Former EC President Rompuy: It wasn’t Tusk Who Dissolved ‘Three Wise Men Committee’
He added that “it simply made no sense to continue this work,” although their work “clearly showed that there were many critical issues to be addressed in the area of the rule of law, freedom of media, science, and culture.”
In addition to the dissolution of the committee, the coronavirus has also postponed the decision concerning Fidesz’s membership, so the political assembly of the European People’s Party can only meet in the autumn at the earliest to decide Fidesz’s fate.
According to Fidesz, the debate is not really about the Hungarian ruling party and the policy of the Orbán cabinet, but about a decision of a policy – either a Christian conservative or a centrist-liberal way – the party family will follow in the future.
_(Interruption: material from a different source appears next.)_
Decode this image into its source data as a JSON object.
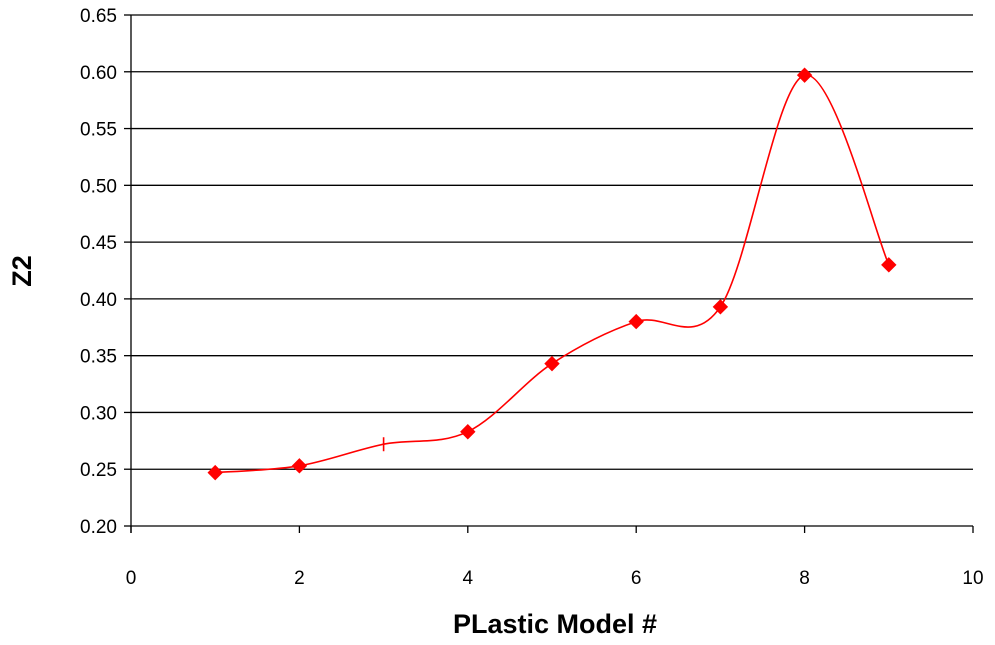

Fidesz Vice President Katalin Novák had also commented in a tweet about suspending membership in the conservative faction:
She said that it was actually Fidesz who “decided to suspend membership in the EPP Group.” The reason she gave was that the parliamentary group “goes in a liberal, left direction.” The question is whether the EPP respects Christian culture, and is choosing an anti-migration and pro-family path of policy.
However, many party family members claim that they signed the statement to exclude Fidesz from the EPP because it is increasingly inconvenient for them to explain to their own country and media why they are still in the same party family as Fidesz, who again and again create enemies out of EPP politicians (such as former chairman Jean-Claude Juncker or Manfred Weber).
At the same time, as voters are mostly under pressure from North Western European parties which typically have a small turnout at the Political Assembly of the EPP, and not from the heavier South, delayed decision-making and a long-standing, interim compromise solution could emerge.